LOI TRAVAIL - Bien accueillies par les organisations étudiantes, les dernières propositions de Manuel Valls risquent de coûter cher au gouvernement. Surtaxation du CDD, revalorisation et prolongation de certaines bourses, meilleure rémunération des apprentis... La facture du dispositif pour l'insertion professionnelle des jeunes est d'ores et déjà estimée par Matignon à 500 millions d'euros.
Mais le coût politique de l'opération pourrait être encore plus important. Car non seulement ces annonces n'ont en rien calmé la fronde des syndicats contestataires contre la loi El Khomri. Mais elles ont en outre ulcéré les entreprises qui s'estiment de plus en plus flouées par l'évolution du projet de loi réformant le code du travail. De quoi parasiter durablement le message de confiance que souhaitait initialement adresser le gouvernement aux employeurs pour doper les créations d'emploi avant la fin de l'année.
L'Unef et la FIDL appellent à poursuivre les manifestations
Dès sa sortie de Matignon, le président de l'Unef a ainsi marqué sa satisfaction sans pour autant annoncer la moindre inflexion de la mobilisation contre la loi Travail. Ces mesures constituent "une réponse concrète à des revendications des jeunes", a salué William Martinet. "Mais tout ça ne lève pas tous les désaccords, notamment sur la loi Travail. C'est pour ça que l'Unef reste solidaire de l'intersyndicale" et de son appel à manifester le 28 avril, a-t-il ajouté. Intersyndicale qui réclame le retrait pur et simple du projet de loi El Khomri.
Sur les réseaux sociaux, le même William Martinet a encouragé ses adhérents à poursuivre la mobilisation en mettant en avant les avancées déjà obtenues.
Réaction identique du côté des lycéens de la FIDL. "Il y a clairement des mesures positives pour la jeunesse, notamment pour les apprentis et les lycées professionnels", a réagi Zoïa Guschlbauer, la présidente du syndicat lycéen qui appelle malgré tout à maintenir la mobilisation contre la loi El Khomri. "Est-ce que ça sert à quelque chose d'insérer les jeunes dans le monde du travail si, au final, le monde du travail est précaire?", met-elle en garde.
Bref, rien n'est réglé même si les prochaines vacances de Pâques et les examens pourraient pénaliser la mobilisation des étudiants dans les semaines qui viennent.

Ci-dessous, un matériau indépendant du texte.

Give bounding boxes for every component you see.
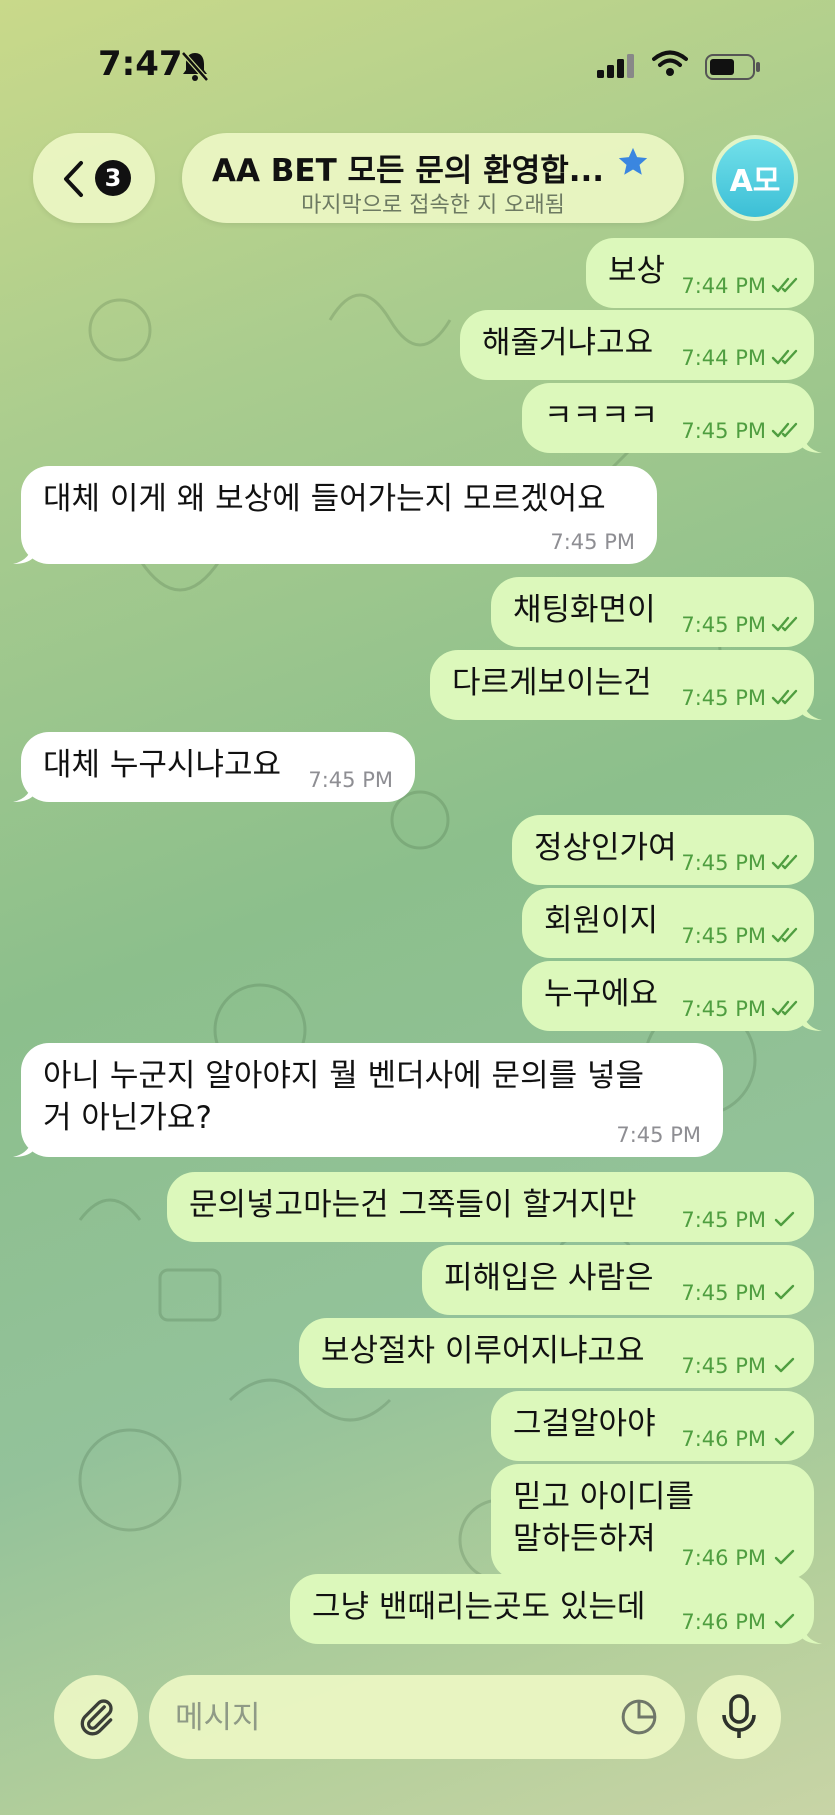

Menace de boycott à la CGPME, le Medef met en garde
Si les étudiants ne lâchent rien, les représentants des entreprises menacent quant à eux de tout laisser tomber. Déjà désappointées par la réécriture du projet de loi El Khomri, les organisations patronales ne digèrent pas du tout la proposition de Manuel Valls de surtaxer les CDD (dont elles font un grand usage), même s'il appartiendra aux partenaires sociaux de fixer le montant de cette surcotisation.

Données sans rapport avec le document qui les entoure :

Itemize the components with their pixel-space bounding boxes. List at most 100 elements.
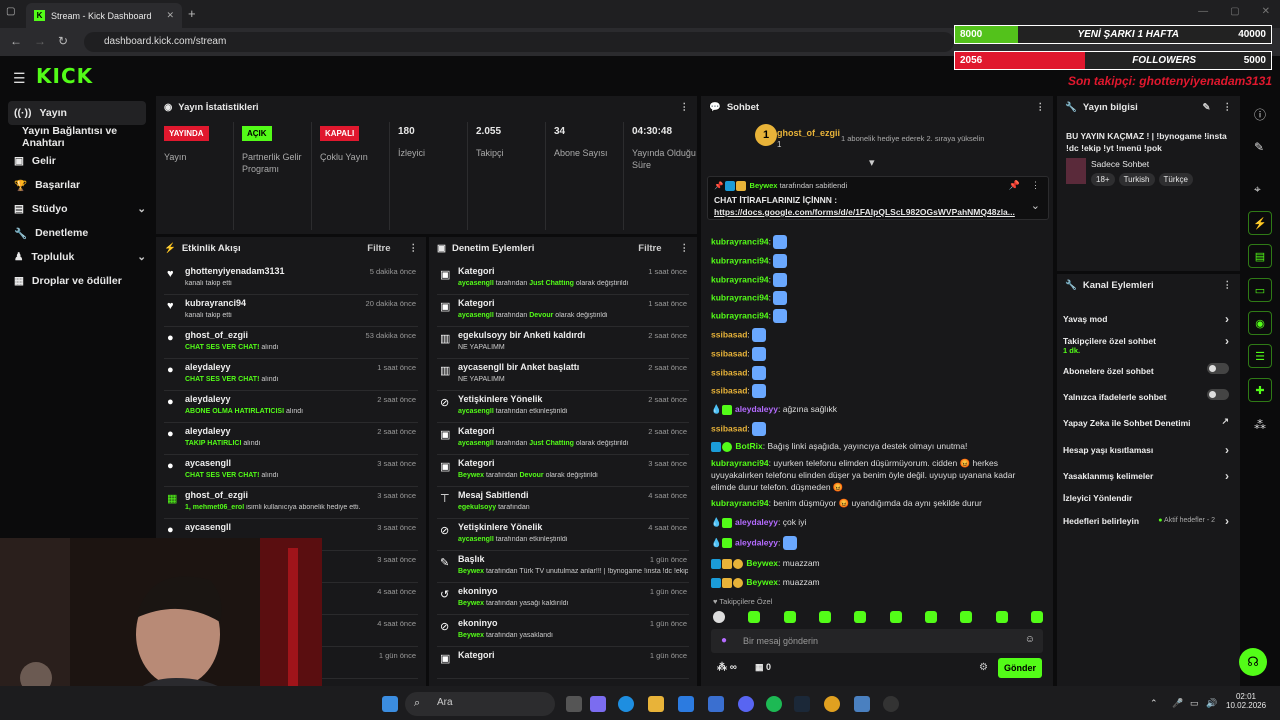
chat-username[interactable]: ssibasad [711, 348, 747, 358]
support-icon[interactable]: ☊ [1239, 648, 1267, 676]
browser-tab[interactable]: K Stream - Kick Dashboard ✕ [26, 3, 182, 28]
tag-badge[interactable]: Türkçe [1158, 173, 1193, 186]
moderation-row[interactable]: ⊘ Yetişkinlere Yönelik aycasengll tarafınd… [437, 391, 689, 423]
activity-user[interactable]: ghost_of_ezgii [185, 490, 248, 500]
chat-username[interactable]: BotRix [735, 441, 762, 451]
chevron-down-icon[interactable]: ⌄ [1031, 199, 1040, 212]
chat-input[interactable]: ● Bir mesaj gönderin ☺ [711, 629, 1043, 653]
emote-icon[interactable] [854, 611, 867, 623]
sidebar-item-denetleme[interactable]: 🔧 Denetleme [8, 221, 146, 245]
collapse-icon[interactable]: ▾ [869, 156, 875, 169]
windows-start-icon[interactable] [382, 696, 398, 712]
settings-icon[interactable]: ⚙ [979, 662, 988, 673]
activity-user[interactable]: aleydaleyy [185, 394, 231, 404]
more-icon[interactable]: ⋮ [1223, 102, 1233, 113]
community-icon[interactable]: ⁂ [1254, 418, 1266, 432]
activity-row[interactable]: ● aycasengll CHAT SES VER CHAT! alındı 3 sa… [164, 455, 418, 487]
activity-user[interactable]: ghottenyiyenadam3131 [185, 266, 285, 276]
steam-icon[interactable] [794, 696, 810, 712]
chat-username[interactable]: kubrayranci94 [711, 310, 769, 320]
activity-user[interactable]: ghost_of_ezgii [185, 330, 248, 340]
chat-username[interactable]: kubrayranci94 [711, 458, 769, 468]
maximize-icon[interactable]: ▢ [1230, 6, 1239, 17]
store-icon[interactable] [678, 696, 694, 712]
mic-icon[interactable]: ● [721, 635, 727, 646]
menu-icon[interactable]: ☰ [13, 70, 26, 87]
chat-username[interactable]: kubrayranci94 [711, 292, 769, 302]
pinned-by-user[interactable]: Beywex [750, 181, 778, 190]
emote-icon[interactable] [924, 611, 937, 623]
moderation-row[interactable]: ⊤ Mesaj Sabitlendi egekulsoyy tarafından 4 … [437, 487, 689, 519]
moderation-row[interactable]: ▥ aycasengll bir Anket başlattı NE YAPALIM… [437, 359, 689, 391]
document-icon[interactable]: ▤ [1248, 244, 1272, 268]
sidebar-item-studyo[interactable]: ▤ Stüdyo ⌄ [8, 197, 146, 221]
minimize-icon[interactable]: — [1198, 6, 1208, 17]
moderation-row[interactable]: ▣ Kategori aycasengll tarafından Just Chat… [437, 423, 689, 455]
chat-username[interactable]: kubrayranci94 [711, 236, 769, 246]
broadcast-icon[interactable]: ◉ [1248, 311, 1272, 335]
chat-username[interactable]: kubrayranci94 [711, 498, 769, 508]
moderation-row[interactable]: ⊘ ekoninyo Beywex tarafından yasaklandı 1 g… [437, 615, 689, 647]
chat-username[interactable]: ssibasad [711, 385, 747, 395]
moderation-row[interactable]: ▣ Kategori aycasengll tarafından Just Chat… [437, 263, 689, 295]
sidebar-item-stream-key[interactable]: Yayın Bağlantısı ve Anahtarı [8, 125, 146, 149]
edit-icon[interactable]: ✎ [1203, 102, 1211, 113]
kick-logo[interactable]: KICK [36, 64, 93, 88]
network-icon[interactable]: ▭ [1190, 698, 1199, 709]
emote-icon[interactable] [783, 611, 796, 623]
channel-action-item[interactable]: Yapay Zeka ile Sohbet Denetimi ↗ [1063, 416, 1235, 428]
pinned-link[interactable]: https://docs.google.com/forms/d/e/1FAIpQ… [714, 207, 1024, 217]
moderation-row[interactable]: ▣ Kategori aycasengll tarafından Devour ol… [437, 295, 689, 327]
moderation-row[interactable]: ✎ Başlık Beywex tarafından Türk TV unutulm… [437, 551, 689, 583]
chat-username[interactable]: ssibasad [711, 423, 747, 433]
wrench-icon[interactable]: ✚ [1248, 378, 1272, 402]
mic-icon[interactable]: 🎤 [1172, 698, 1183, 709]
chat-username[interactable]: aleydaleyy [735, 404, 778, 414]
chat-username[interactable]: aleydaleyy [735, 537, 778, 547]
emote-icon[interactable] [889, 611, 902, 623]
url-field[interactable]: dashboard.kick.com/stream [84, 32, 954, 52]
channel-action-item[interactable]: Yalnızca ifadelerle sohbet [1063, 389, 1235, 402]
activity-user[interactable]: aycasengll [185, 458, 231, 468]
tag-badge[interactable]: Turkish [1118, 173, 1155, 186]
reload-icon[interactable]: ↻ [58, 34, 68, 48]
copilot-icon[interactable] [590, 696, 606, 712]
back-icon[interactable]: ← [10, 34, 22, 48]
lightning-icon[interactable]: ⚡ [1248, 211, 1272, 235]
activity-row[interactable]: ● aleydaleyy TAKİP HATIRLICI alındı 2 saat … [164, 423, 418, 455]
activity-row[interactable]: ● ghost_of_ezgii CHAT SES VER CHAT! alındı… [164, 327, 418, 359]
more-icon[interactable]: ⋮ [409, 243, 419, 254]
chrome-icon[interactable] [824, 696, 840, 712]
file-explorer-icon[interactable] [648, 696, 664, 712]
sidebar-item-droplar[interactable]: ▦ Droplar ve ödüller [8, 269, 146, 293]
sidebar-item-topluluk[interactable]: ♟ Topluluk ⌄ [8, 245, 146, 269]
moderation-row[interactable]: ↺ ekoninyo Beywex tarafından yasağı kaldır… [437, 583, 689, 615]
chat-username[interactable]: Beywex [746, 577, 778, 587]
filter-button[interactable]: Filtre [367, 243, 390, 254]
activity-row[interactable]: ♥ ghottenyiyenadam3131 kanalı takip etti 5 … [164, 263, 418, 295]
app-icon[interactable] [854, 696, 870, 712]
info-icon[interactable]: ⓘ [1254, 106, 1266, 123]
more-icon[interactable]: ⋮ [680, 243, 690, 254]
channel-action-item[interactable]: Takipçilere özel sohbet 1 dk. › [1063, 334, 1235, 355]
activity-row[interactable]: ♥ kubrayranci94 kanalı takip etti 20 dakika… [164, 295, 418, 327]
chat-username[interactable]: ssibasad [711, 367, 747, 377]
chat-icon[interactable]: ▭ [1248, 278, 1272, 302]
sidebar-item-yayin[interactable]: ((·)) Yayın [8, 101, 146, 125]
emote-icon[interactable] [1030, 611, 1043, 623]
more-icon[interactable]: ⋮ [1031, 180, 1040, 191]
channel-action-item[interactable]: İzleyici Yönlendir [1063, 493, 1235, 503]
activity-row[interactable]: ▦ ghost_of_ezgii 1, mehmet06_erol isimli k… [164, 487, 418, 519]
activity-user[interactable]: aleydaleyy [185, 362, 231, 372]
clock[interactable]: 02:01 10.02.2026 [1226, 692, 1266, 710]
channel-action-item[interactable]: Hesap yaşı kısıtlaması › [1063, 443, 1235, 457]
volume-icon[interactable]: 🔊 [1206, 698, 1217, 709]
toggle-switch[interactable] [1207, 389, 1229, 400]
activity-user[interactable]: aleydaleyy [185, 426, 231, 436]
activity-row[interactable]: ● aleydaleyy ABONE OLMA HATIRLATICISI alın… [164, 391, 418, 423]
channel-action-item[interactable]: Hedefleri belirleyin ● Aktif hedefler - 2… [1063, 514, 1235, 528]
points-display[interactable]: ⁂ ∞ [717, 662, 737, 673]
chat-username[interactable]: ssibasad [711, 329, 747, 339]
obs-icon[interactable] [883, 696, 899, 712]
activity-user[interactable]: aycasengll [185, 522, 231, 532]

"Au lieu de s'interroger sur les raisons qui poussent les employeurs à embaucher en CDD et de regarder comment les inciter à préférer les CDI, le gouvernement choisit la voie de la sanction financière", a immédiatement déploré la Confédération des petites et moyennes entreprises (CGPME), dénonçant "un coup de poignard porté dans le dos des entreprises".
Du coup, celle-ci menace de boycotter la négociation en cours sur l'assurance-chômage, un autre dossier sensible sur lequel le gouvernement espérait des avancées.

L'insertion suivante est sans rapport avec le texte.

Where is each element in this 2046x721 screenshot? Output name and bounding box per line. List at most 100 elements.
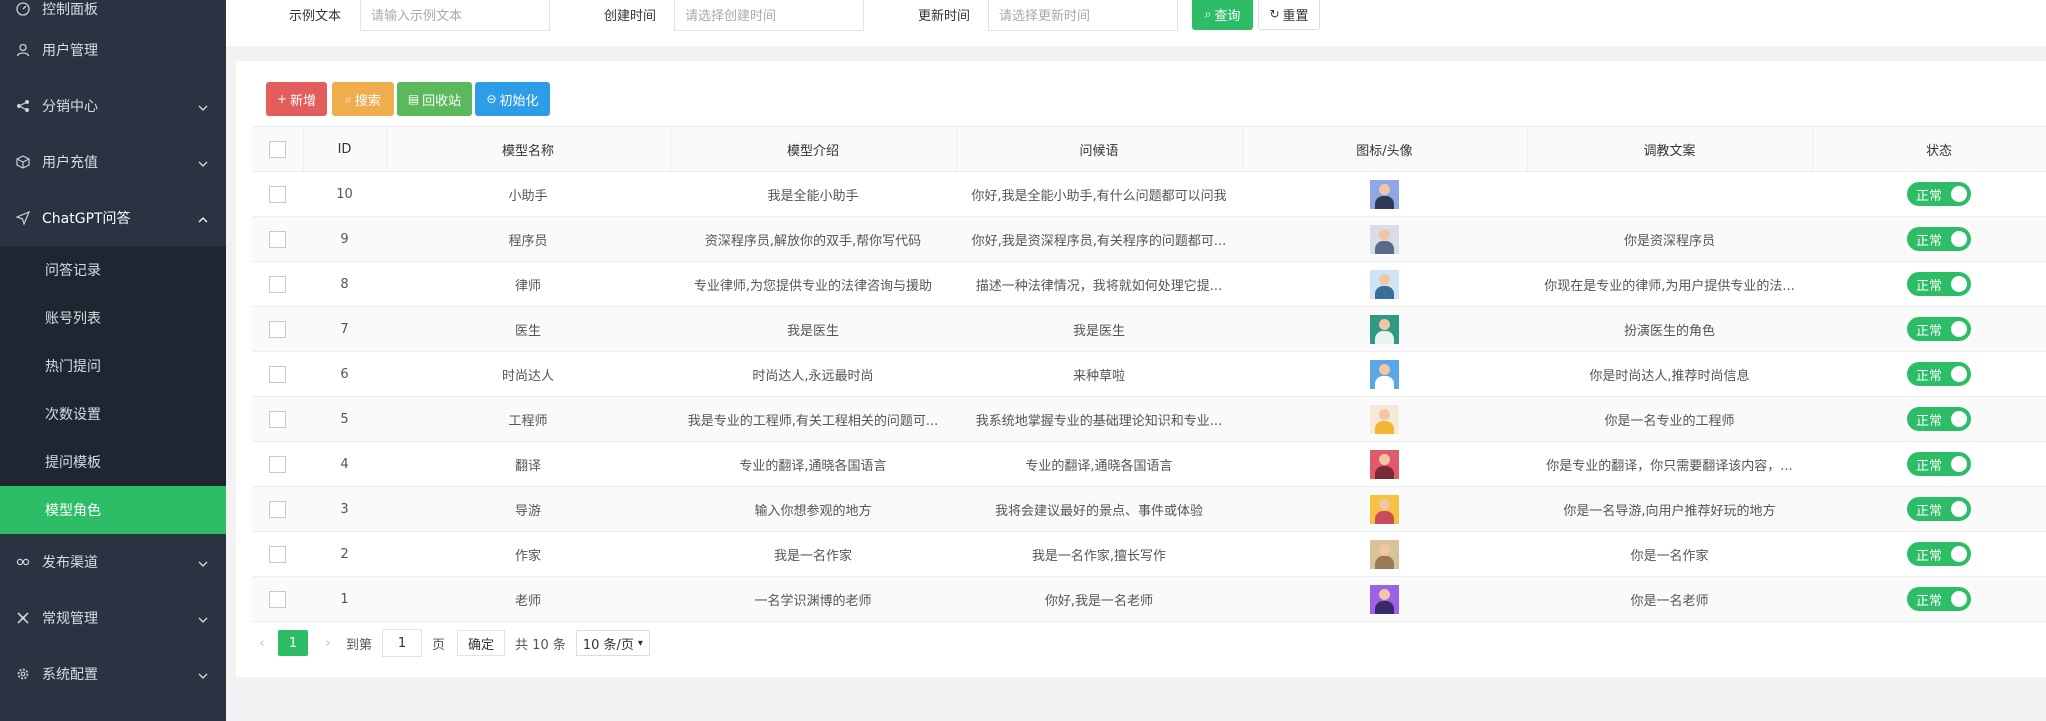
- total-count: 共 10 条: [515, 637, 566, 653]
- recycle-bin-button[interactable]: ▤ 回收站: [397, 82, 472, 116]
- avatar-head: [1379, 228, 1390, 240]
- avatar[interactable]: [1370, 404, 1399, 434]
- submenu-item-question-templates[interactable]: 提问模板: [0, 438, 226, 486]
- cell-model-intro: 专业律师,为您提供专业的法律咨询与援助: [670, 261, 956, 307]
- toggle-knob: [1951, 276, 1967, 292]
- goto-confirm-button[interactable]: 确定: [457, 630, 506, 656]
- avatar[interactable]: [1370, 584, 1399, 614]
- row-checkbox[interactable]: [269, 185, 286, 203]
- sidebar-item-chatgpt[interactable]: ChatGPT问答: [0, 190, 226, 246]
- sidebar-item-dashboard[interactable]: 控制面板: [0, 0, 226, 22]
- avatar[interactable]: [1370, 179, 1399, 209]
- sidebar-item-system[interactable]: 系统配置: [0, 646, 226, 702]
- toggle-knob: [1951, 366, 1967, 382]
- table-row: 9 程序员 资深程序员,解放你的双手,帮你写代码 你好,我是资深程序员,有关程序的问题…: [252, 216, 2046, 262]
- prev-page-icon[interactable]: ‹: [252, 636, 272, 651]
- column-header[interactable]: ID: [303, 126, 387, 172]
- share-icon: [16, 99, 30, 113]
- sidebar-item-users[interactable]: 用户管理: [0, 22, 226, 78]
- cell-greeting: 我系统地掌握专业的基础理论知识和专业...: [956, 396, 1242, 442]
- page-size-value: 10 条/页: [582, 637, 634, 653]
- status-toggle[interactable]: 正常: [1907, 452, 1971, 476]
- row-checkbox[interactable]: [269, 590, 286, 608]
- row-checkbox[interactable]: [269, 410, 286, 428]
- status-toggle[interactable]: 正常: [1907, 407, 1971, 431]
- submenu-item-count-settings[interactable]: 次数设置: [0, 390, 226, 438]
- row-checkbox[interactable]: [269, 230, 286, 248]
- avatar-head: [1379, 498, 1390, 510]
- sidebar-item-recharge[interactable]: 用户充值: [0, 134, 226, 190]
- sidebar-item-label: 常规管理: [42, 611, 98, 627]
- search-button[interactable]: ⌕ 搜索: [332, 82, 394, 116]
- status-toggle[interactable]: 正常: [1907, 362, 1971, 386]
- add-button[interactable]: + 新增: [266, 82, 327, 116]
- submenu-item-hot-questions[interactable]: 热门提问: [0, 342, 226, 390]
- next-page-icon[interactable]: ›: [318, 636, 338, 651]
- column-header[interactable]: 调教文案: [1527, 126, 1813, 172]
- recycle-bin-button-label: 回收站: [422, 93, 462, 109]
- sidebar-item-general[interactable]: 常规管理: [0, 590, 226, 646]
- status-toggle[interactable]: 正常: [1907, 182, 1971, 206]
- search-button-label: 搜索: [354, 93, 381, 109]
- cell-model-name: 老师: [386, 576, 670, 622]
- avatar[interactable]: [1370, 494, 1399, 524]
- column-header[interactable]: 模型名称: [386, 126, 671, 172]
- status-label: 正常: [1916, 278, 1943, 294]
- sidebar-item-distribution[interactable]: 分销中心: [0, 78, 226, 134]
- current-page[interactable]: 1: [278, 630, 308, 656]
- row-checkbox[interactable]: [269, 275, 286, 293]
- main-content: 示例文本 请输入示例文本 创建时间 请选择创建时间 更新时间 请选择更新时间 ⌕…: [226, 0, 2046, 721]
- avatar[interactable]: [1370, 539, 1399, 569]
- submenu-item-account-list[interactable]: 账号列表: [0, 294, 226, 342]
- chevron-down-icon: [198, 669, 208, 679]
- toggle-knob: [1951, 186, 1967, 202]
- submenu-item-qa-records[interactable]: 问答记录: [0, 246, 226, 294]
- reset-button[interactable]: ↻ 重置: [1258, 0, 1320, 30]
- avatar-body: [1375, 510, 1394, 524]
- avatar[interactable]: [1370, 359, 1399, 389]
- select-all-checkbox[interactable]: [268, 140, 286, 158]
- avatar[interactable]: [1370, 449, 1399, 479]
- reset-circle-icon: ⊝: [486, 92, 497, 106]
- row-checkbox[interactable]: [269, 545, 286, 563]
- table-row: 7 医生 我是医生 我是医生 扮演医生的角色 正常: [252, 306, 2046, 352]
- table-row: 3 导游 输入你想参观的地方 我将会建议最好的景点、事件或体验 你是一名导游,向用户推荐…: [252, 486, 2046, 532]
- init-button[interactable]: ⊝ 初始化: [475, 82, 550, 116]
- query-button[interactable]: ⌕ 查询: [1192, 0, 1253, 30]
- pagination: ‹ 1 › 到第 1 页 确定 共 10 条 10 条/页 ▾: [252, 628, 650, 658]
- created-time-input[interactable]: 请选择创建时间: [674, 0, 864, 31]
- column-header[interactable]: 模型介绍: [670, 126, 957, 172]
- init-button-label: 初始化: [499, 93, 539, 109]
- status-toggle[interactable]: 正常: [1907, 542, 1971, 566]
- row-checkbox[interactable]: [269, 365, 286, 383]
- column-header[interactable]: 问候语: [956, 126, 1243, 172]
- status-toggle[interactable]: 正常: [1907, 497, 1971, 521]
- avatar[interactable]: [1370, 224, 1399, 254]
- cell-model-name: 小助手: [386, 171, 670, 217]
- goto-page-input[interactable]: 1: [382, 629, 423, 657]
- status-toggle[interactable]: 正常: [1907, 227, 1971, 251]
- page-size-select[interactable]: 10 条/页 ▾: [575, 630, 650, 656]
- column-header[interactable]: 图标/头像: [1242, 126, 1528, 172]
- avatar[interactable]: [1370, 314, 1399, 344]
- row-checkbox[interactable]: [269, 455, 286, 473]
- status-toggle[interactable]: 正常: [1907, 272, 1971, 296]
- add-button-label: 新增: [290, 93, 317, 109]
- row-checkbox[interactable]: [269, 500, 286, 518]
- sidebar-item-channels[interactable]: 发布渠道: [0, 534, 226, 590]
- updated-time-input[interactable]: 请选择更新时间: [988, 0, 1178, 31]
- column-header[interactable]: 状态: [1812, 126, 2046, 172]
- table-row: 1 老师 一名学识渊博的老师 你好,我是一名老师 你是一名老师 正常: [252, 576, 2046, 622]
- table-row: 4 翻译 专业的翻译,通晓各国语言 专业的翻译,通晓各国语言 你是专业的翻译，你只需要翻…: [252, 441, 2046, 487]
- status-toggle[interactable]: 正常: [1907, 587, 1971, 611]
- sample-text-input[interactable]: 请输入示例文本: [360, 0, 550, 31]
- status-toggle[interactable]: 正常: [1907, 317, 1971, 341]
- avatar[interactable]: [1370, 269, 1399, 299]
- avatar-head: [1379, 318, 1390, 330]
- row-checkbox[interactable]: [269, 320, 286, 338]
- cell-prompt: 你是专业的翻译，你只需要翻译该内容，...: [1527, 441, 1812, 487]
- cell-avatar: [1242, 351, 1527, 397]
- submenu-item-model-roles[interactable]: 模型角色: [0, 486, 226, 534]
- avatar-body: [1375, 465, 1394, 479]
- cell-status: 正常: [1812, 216, 2046, 262]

Le Medef n'est pas dans de meilleures dispositions. Déjà très critique à l'égard de la loi Travail, qu'il juge dénaturée par les concessions offertes par l'exécutif, l'organisation patronale a vivement dénoncé cette "longue tradition consistant à créer une nouvelle taxe pour chaque problème rencontré", soulignant que "taxer ne crée pas d'emplois".
Pour son président Pierre Gattaz, "nous devons sortir de cette logique de saupoudrage et de taxation généralisée. Ce n'est pas en augmentant encore le coût du travail que nous aiderons les jeunes à trouver un CDI".
Pour Manuel Valls et son gouvernement, l'étau se resserre. S'il ne parvient pas à éteindre le mouvement social à sa gauche tout en s'aliénant le patronat à sa droite, le gouvernement aura définitivement perdu sur les deux tableaux.